All or Nothing?

Blog Administrator | Address Quality, Analyzing Data, Analyzing Data Quality, Data Quality | , , , , ,

By David Loshin

One of the most frequently referenced dimensions of data quality is completeness. At a formal level, completeness implies rules specifying mandatory assignment of values to particular data elements. In layman’s terms, that specifies rules to make sure critical attributes are populated with values.

Now there are a few things to think about here regarding the critical nature of
completeness rules for data validity, from the data creation side and from the
data consumption side.

Let’s start with the consumption side, and look at two different use cases and
consider the reasons behind completeness expectations: transaction processing
and analytical processing. There should be little doubt about the need for
completeness for transaction processing purposes – in most transactions, there
are some data values that are required for the transaction to complete
successfully.
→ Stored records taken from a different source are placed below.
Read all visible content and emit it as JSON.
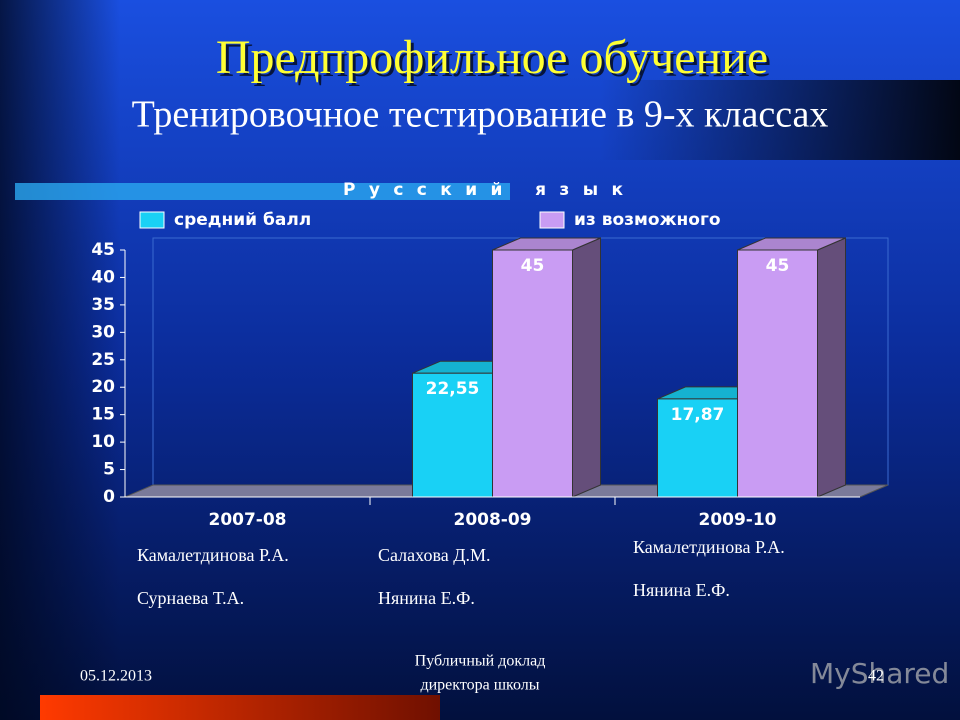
{
  "header": {
    "title": "Предпрофильное обучение",
    "subtitle": "Тренировочное тестирование в 9-х классах"
  },
  "chart_data": {
    "type": "bar",
    "title": "Русский язык",
    "categories": [
      "2007-08",
      "2008-09",
      "2009-10"
    ],
    "series": [
      {
        "name": "средний балл",
        "color": "#19d1f5",
        "values": [
          null,
          22.55,
          17.87
        ],
        "value_labels": [
          null,
          "22,55",
          "17,87"
        ]
      },
      {
        "name": "из возможного",
        "color": "#c99cf3",
        "values": [
          null,
          45,
          45
        ]
      }
    ],
    "ylim": [
      0,
      45
    ],
    "yticks": [
      0,
      5,
      10,
      15,
      20,
      25,
      30,
      35,
      40,
      45
    ],
    "grid": false
  },
  "notes": [
    [
      "Камалетдинова Р.А.",
      "Сурнаева Т.А."
    ],
    [
      "Салахова Д.М.",
      "Нянина Е.Ф."
    ],
    [
      "Камалетдинова Р.А.",
      "Нянина Е.Ф."
    ]
  ],
  "footer": {
    "date": "05.12.2013",
    "text": [
      "Публичный доклад",
      "директора школы"
    ],
    "page": "42",
    "watermark": "MyShared"
  }
}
For example, your online order won’t complete if you don’t provide
a method of payment.

However, as more organizations begin to examine how their business processes go
across different functions in the business, there is a greater recognition of
requirements for data values that might not be needed immediately but eventually
would be used downstream. To continue our example, once your online order has
been placed, the items can’t be delivered to you if you did not provide a
shipping address, and that means that the shipping address data is required (and
must be complete) when the order transaction takes place.

From the analytical perspective, we also have data completeness expectations,
and they become relatively pertinent for aggregation and roll-ups. Consider a
report that combines measures for total sales and for average sales, but some of
the records are missing sales amounts. Both the total amounts and the averages
are going to be inaccurate as a result of missing values.

In both usage scenarios, missing data is an issue, and our next set of entries
will examine missing data in more detail.